Ed hai corragio di traitor scherzando un negozio si serio? [And you have the nerve to joke about so serious a business?]
– SusannaMy amiable friend Professor Mozart dropped by the other day. Now that his NSF grant has been cut way back, he has more time to think about things, and it's a pleasure to chat with him. Some of his views, though, are more than a little peculiar, as the following conversation clearly reveals.
“I have to admit,” Mozart began sadly, “that particle physics over the last 40 or 50 years has been a disappointment. Who would have expected that in half a century we wouldn't learn anything really profound?”
“Nothing profound?!” I exploded. “What about parity nonconservation? What about the breakdown of time-reversal symmetry?”
“To be sure,” sighed Mozart, “we've learned that left can be distinguished from right and that time past is different from time future. But most ordinary people knew the difference between left and right all along, and who except the most highly trained physicists—temporarily, it now turns out—ever doubted for a moment that they could tell the future from the past? So establishing that the asymmetry is really there after all is certainly commendable. But about really serious problems we've discovered nothing—nothing whatsoever about the central puzzle.”
“And just what might that puzzle be?” I urged, for he seemed in danger of succumbing to an attack of melancholia.
He revived. “All particle physics has taught us about the central mystery is that quantum mechanics still works. Perfectly, as far as anybody can tell. What a letdown!”
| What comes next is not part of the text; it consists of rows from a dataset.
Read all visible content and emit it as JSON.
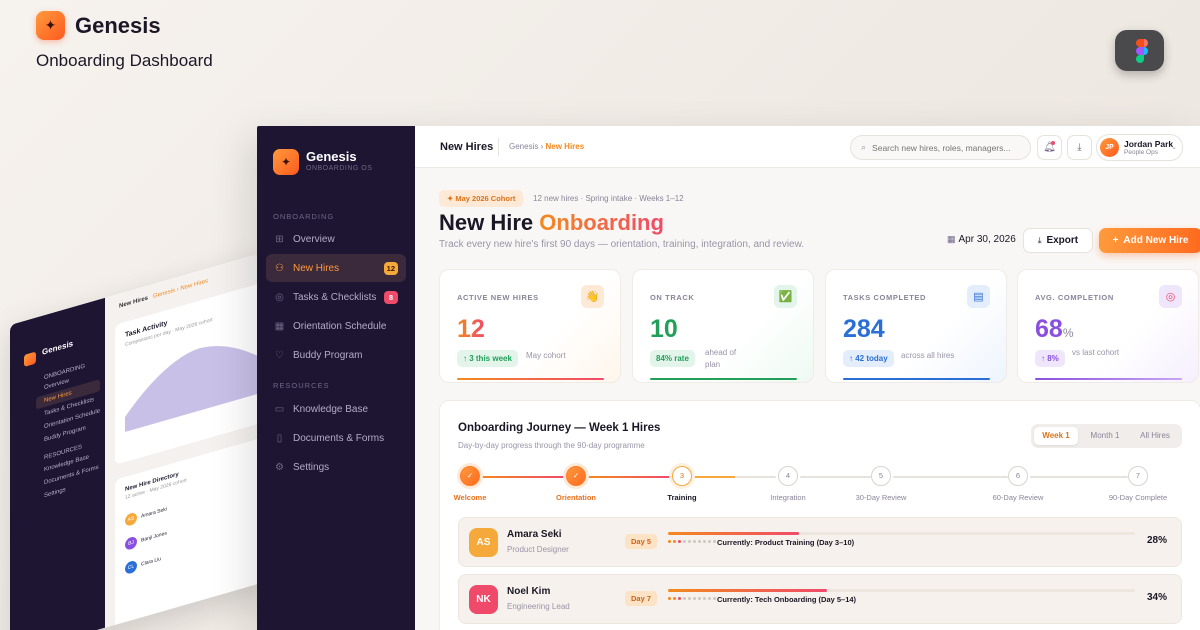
{
  "brand": {
    "name": "Genesis",
    "subtitle": "Onboarding Dashboard",
    "logo_icon": "sparkle-icon"
  },
  "colors": {
    "accent": "#ff9a3c",
    "accent_dark": "#ff5a1f",
    "sidebar_bg": "#1e1533",
    "pink": "#f04a6a",
    "green": "#22a05a",
    "blue": "#2a6fd6",
    "purple": "#8a4fe0"
  },
  "app": {
    "name": "Genesis",
    "tagline": "ONBOARDING OS"
  },
  "sidebar": {
    "section_onboarding": "ONBOARDING",
    "section_resources": "RESOURCES",
    "items": [
      {
        "label": "Overview",
        "icon": "grid-icon"
      },
      {
        "label": "New Hires",
        "icon": "users-icon",
        "badge": "12",
        "active": true
      },
      {
        "label": "Tasks & Checklists",
        "icon": "check-circle-icon",
        "badge": "8"
      },
      {
        "label": "Orientation Schedule",
        "icon": "calendar-icon"
      },
      {
        "label": "Buddy Program",
        "icon": "heart-icon"
      },
      {
        "label": "Knowledge Base",
        "icon": "book-icon"
      },
      {
        "label": "Documents & Forms",
        "icon": "document-icon"
      },
      {
        "label": "Settings",
        "icon": "gear-icon"
      }
    ]
  },
  "topbar": {
    "title": "New Hires",
    "crumb_root": "Genesis",
    "crumb_sep": "›",
    "crumb_current": "New Hires",
    "search_placeholder": "Search new hires, roles, managers...",
    "user": {
      "initials": "JP",
      "name": "Jordan Park",
      "role": "People Ops"
    }
  },
  "hero": {
    "cohort_badge": "✦ May 2026 Cohort",
    "cohort_meta": "12 new hires · Spring intake · Weeks 1–12",
    "title_plain": "New Hire",
    "title_accent": "Onboarding",
    "lead": "Track every new hire's first 90 days — orientation, training, integration, and review.",
    "date": "Apr 30, 2026",
    "export_label": "Export",
    "add_label": "Add New Hire"
  },
  "kpis": [
    {
      "label": "ACTIVE NEW HIRES",
      "value": "12",
      "unit": "",
      "change": "↑ 3 this week",
      "note": "May cohort",
      "icon": "wave-icon",
      "icon_glyph": "👋"
    },
    {
      "label": "ON TRACK",
      "value": "10",
      "unit": "",
      "change": "84% rate",
      "note": "ahead of plan",
      "icon": "check-box-icon",
      "icon_glyph": "✅"
    },
    {
      "label": "TASKS COMPLETED",
      "value": "284",
      "unit": "",
      "change": "↑ 42 today",
      "note": "across all hires",
      "icon": "clipboard-icon",
      "icon_glyph": "▤"
    },
    {
      "label": "AVG. COMPLETION",
      "value": "68",
      "unit": "%",
      "change": "↑ 8%",
      "note": "vs last cohort",
      "icon": "target-icon",
      "icon_glyph": "◎"
    }
  ],
  "journey": {
    "title": "Onboarding Journey — Week 1 Hires",
    "subtitle": "Day-by-day progress through the 90-day programme",
    "tabs": [
      "Week 1",
      "Month 1",
      "All Hires"
    ],
    "active_tab": "Week 1",
    "steps": [
      {
        "num": "✓",
        "label": "Welcome",
        "state": "done"
      },
      {
        "num": "✓",
        "label": "Orientation",
        "state": "done"
      },
      {
        "num": "3",
        "label": "Training",
        "state": "current"
      },
      {
        "num": "4",
        "label": "Integration",
        "state": "todo"
      },
      {
        "num": "5",
        "label": "30-Day Review",
        "state": "todo"
      },
      {
        "num": "6",
        "label": "60-Day Review",
        "state": "todo"
      },
      {
        "num": "7",
        "label": "90-Day Complete",
        "state": "todo"
      }
    ],
    "hires": [
      {
        "initials": "AS",
        "name": "Amara Seki",
        "role": "Product Designer",
        "day": "Day 5",
        "current": "Currently: Product Training (Day 3–10)",
        "progress": 0.28,
        "pct": "28%",
        "avatar_color": "#f6a93b"
      },
      {
        "initials": "NK",
        "name": "Noel Kim",
        "role": "Engineering Lead",
        "day": "Day 7",
        "current": "Currently: Tech Onboarding (Day 5–14)",
        "progress": 0.34,
        "pct": "34%",
        "avatar_color": "#f04a6a"
      }
    ]
  },
  "back_mockup": {
    "app": "Genesis",
    "header": "New Hires",
    "crumb": "Genesis › New Hires",
    "nav": [
      "ONBOARDING",
      "Overview",
      "New Hires",
      "Tasks & Checklists",
      "Orientation Schedule",
      "Buddy Program",
      "RESOURCES",
      "Knowledge Base",
      "Documents & Forms",
      "Settings"
    ],
    "activity_title": "Task Activity",
    "activity_sub": "Completions per day · May 2026 cohort",
    "directory_title": "New Hire Directory",
    "directory_sub": "12 active · May 2026 cohort",
    "people": [
      {
        "initials": "AS",
        "name": "Amara Seki",
        "role": "Product Designer"
      },
      {
        "initials": "BJ",
        "name": "Banji Jones",
        "role": "CS Engineer"
      },
      {
        "initials": "CL",
        "name": "Clara Liu",
        "role": "Visual Designer"
      }
    ]
  }
}
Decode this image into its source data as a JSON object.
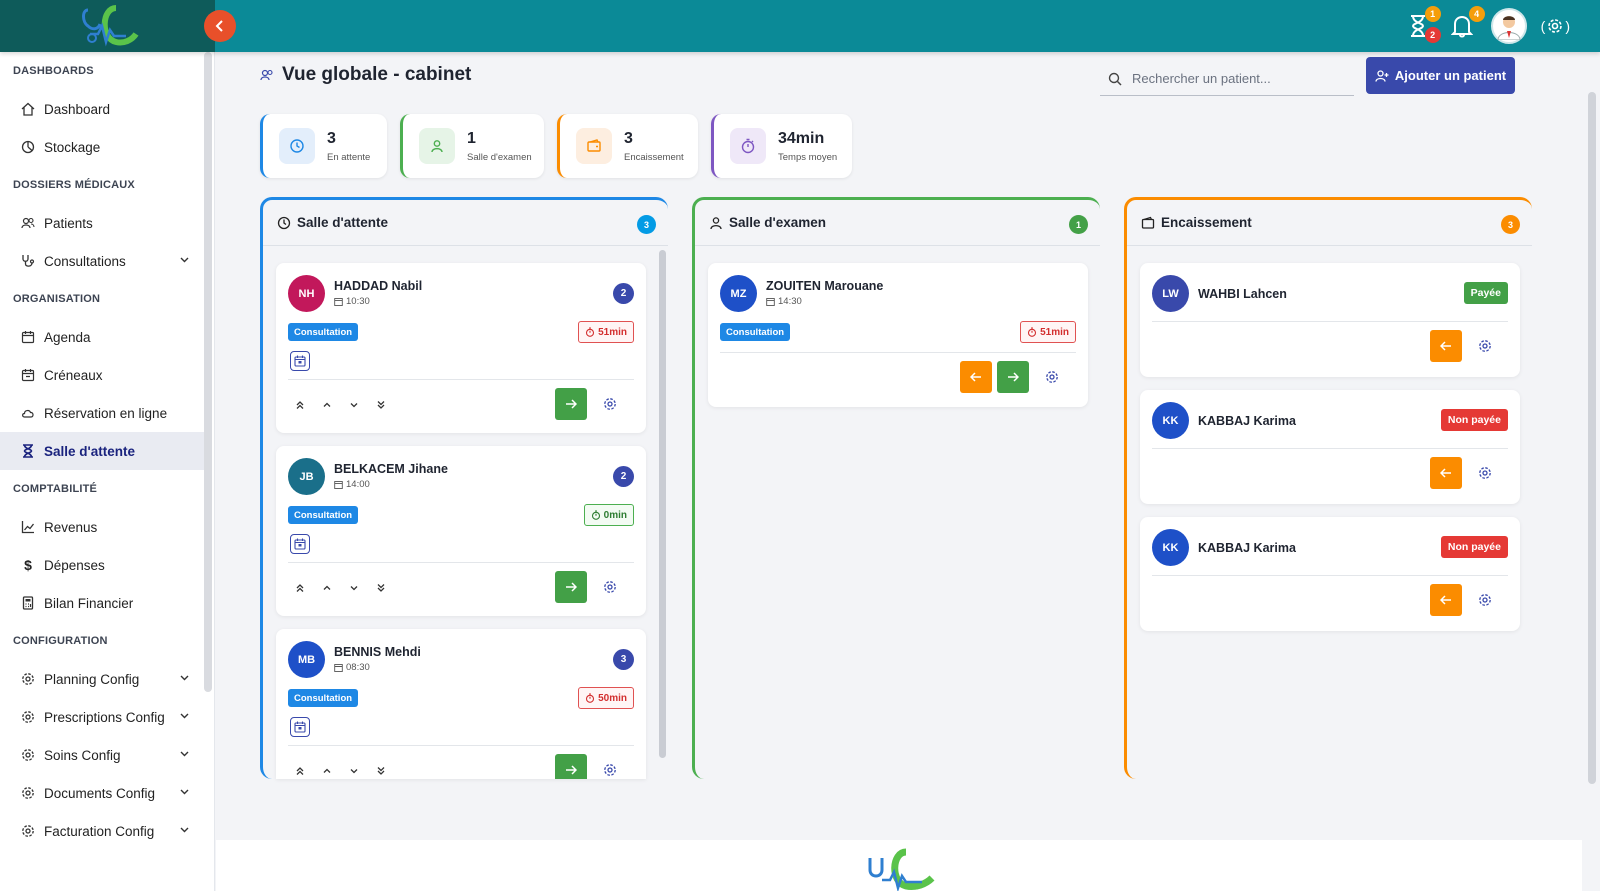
{
  "colors": {
    "topbar": "#0b8a97",
    "primary": "#3949ab",
    "attente": "#1e88e5",
    "examen": "#4caf50",
    "encaissement": "#fb8c00",
    "purple": "#7e57c2"
  },
  "topbar": {
    "hourglass_badge_1": "1",
    "hourglass_badge_2": "2",
    "bell_badge": "4"
  },
  "sidebar": {
    "sections": [
      {
        "title": "DASHBOARDS",
        "items": [
          {
            "label": "Dashboard",
            "icon": "home-icon"
          },
          {
            "label": "Stockage",
            "icon": "pie-icon"
          }
        ]
      },
      {
        "title": "DOSSIERS MÉDICAUX",
        "items": [
          {
            "label": "Patients",
            "icon": "users-icon"
          },
          {
            "label": "Consultations",
            "icon": "stethoscope-icon"
          }
        ]
      },
      {
        "title": "ORGANISATION",
        "items": [
          {
            "label": "Agenda",
            "icon": "calendar-icon"
          },
          {
            "label": "Créneaux",
            "icon": "calendar-icon"
          },
          {
            "label": "Réservation en ligne",
            "icon": "cloud-icon"
          },
          {
            "label": "Salle d'attente",
            "icon": "hourglass-icon"
          }
        ]
      },
      {
        "title": "COMPTABILITÉ",
        "items": [
          {
            "label": "Revenus",
            "icon": "chart-icon"
          },
          {
            "label": "Dépenses",
            "icon": "dollar-icon"
          },
          {
            "label": "Bilan Financier",
            "icon": "calculator-icon"
          }
        ]
      },
      {
        "title": "CONFIGURATION",
        "items": [
          {
            "label": "Planning Config",
            "icon": "gear-icon"
          },
          {
            "label": "Prescriptions Config",
            "icon": "gear-icon"
          },
          {
            "label": "Soins Config",
            "icon": "gear-icon"
          },
          {
            "label": "Documents Config",
            "icon": "gear-icon"
          },
          {
            "label": "Facturation Config",
            "icon": "gear-icon"
          }
        ]
      }
    ]
  },
  "header": {
    "title": "Vue globale - cabinet",
    "search_placeholder": "Rechercher un patient...",
    "add_button": "Ajouter un patient"
  },
  "stats": [
    {
      "value": "3",
      "label": "En attente"
    },
    {
      "value": "1",
      "label": "Salle d'examen"
    },
    {
      "value": "3",
      "label": "Encaissement"
    },
    {
      "value": "34min",
      "label": "Temps moyen"
    }
  ],
  "columns": {
    "attente": {
      "title": "Salle d'attente",
      "count": "3",
      "patients": [
        {
          "initials": "NH",
          "name": "HADDAD Nabil",
          "time": "10:30",
          "count": "2",
          "type": "Consultation",
          "timer": "51min",
          "avatar_color": "#c2185b"
        },
        {
          "initials": "JB",
          "name": "BELKACEM Jihane",
          "time": "14:00",
          "count": "2",
          "type": "Consultation",
          "timer": "0min",
          "avatar_color": "#1a6f8a"
        },
        {
          "initials": "MB",
          "name": "BENNIS Mehdi",
          "time": "08:30",
          "count": "3",
          "type": "Consultation",
          "timer": "50min",
          "avatar_color": "#1e50c8"
        }
      ]
    },
    "examen": {
      "title": "Salle d'examen",
      "count": "1",
      "patients": [
        {
          "initials": "MZ",
          "name": "ZOUITEN Marouane",
          "time": "14:30",
          "type": "Consultation",
          "timer": "51min",
          "avatar_color": "#1e50c8"
        }
      ]
    },
    "encaissement": {
      "title": "Encaissement",
      "count": "3",
      "patients": [
        {
          "initials": "LW",
          "name": "WAHBI Lahcen",
          "status": "Payée",
          "status_color": "#43a047",
          "avatar_color": "#3949ab"
        },
        {
          "initials": "KK",
          "name": "KABBAJ Karima",
          "status": "Non payée",
          "status_color": "#e53935",
          "avatar_color": "#1e50c8"
        },
        {
          "initials": "KK",
          "name": "KABBAJ Karima",
          "status": "Non payée",
          "status_color": "#e53935",
          "avatar_color": "#1e50c8"
        }
      ]
    }
  }
}
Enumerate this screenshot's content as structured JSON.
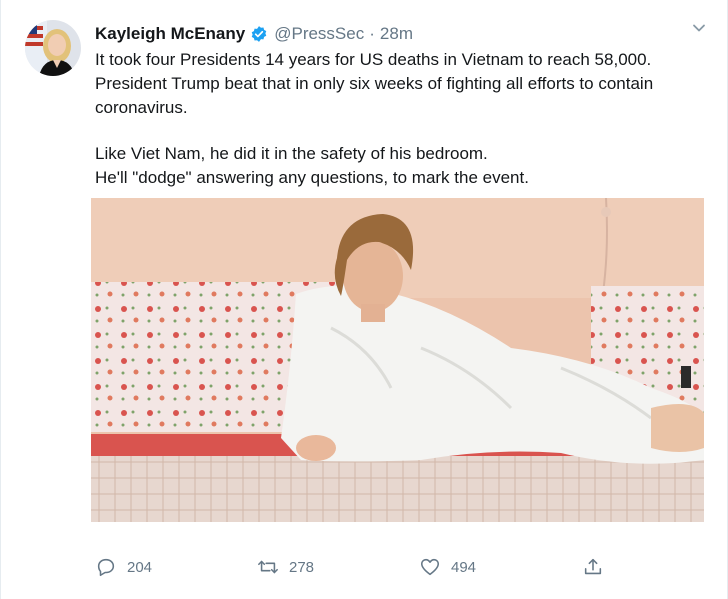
{
  "tweet": {
    "display_name": "Kayleigh McEnany",
    "handle": "@PressSec",
    "separator": "·",
    "timestamp": "28m",
    "text_lines_p1": [
      "It took four Presidents 14 years for US deaths in Vietnam to reach 58,000.",
      "President Trump beat that in only six weeks of fighting all efforts to contain",
      "coronavirus."
    ],
    "text_lines_p2": [
      "Like Viet Nam, he did it in the safety of his bedroom.",
      "He'll \"dodge\" answering any questions, to mark the event."
    ],
    "actions": {
      "replies": "204",
      "retweets": "278",
      "likes": "494"
    }
  },
  "colors": {
    "verified": "#1da1f2",
    "muted": "#657786",
    "text": "#14171a"
  },
  "icons": {
    "avatar": "avatar",
    "verified": "verified-badge-icon",
    "menu": "chevron-down-icon",
    "reply": "reply-icon",
    "retweet": "retweet-icon",
    "like": "heart-icon",
    "share": "share-icon"
  }
}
“Letdown? It's a triumph!”
“Letdown!” he insisted. “Think of the previous half-century, when we went down from the macroscopic by seven or eight orders of magnitude. What delicious confusion! All the verities of the preceding two centuries, held by physicists and ordinary people alike, simply fell apart—collapsed. We had to start all over again, and we came up with something that worked just beautifully but was so strange that nobody had any idea what it meant except Bohr, and practically nobody could understand him. So naturally we kept probing further, getting to smaller and smaller length scales, waiting for the next revolution to shed some light on the meaning of the old one. But what happened? For 65 years, since 1925, we've been probing, at finer and finer levels.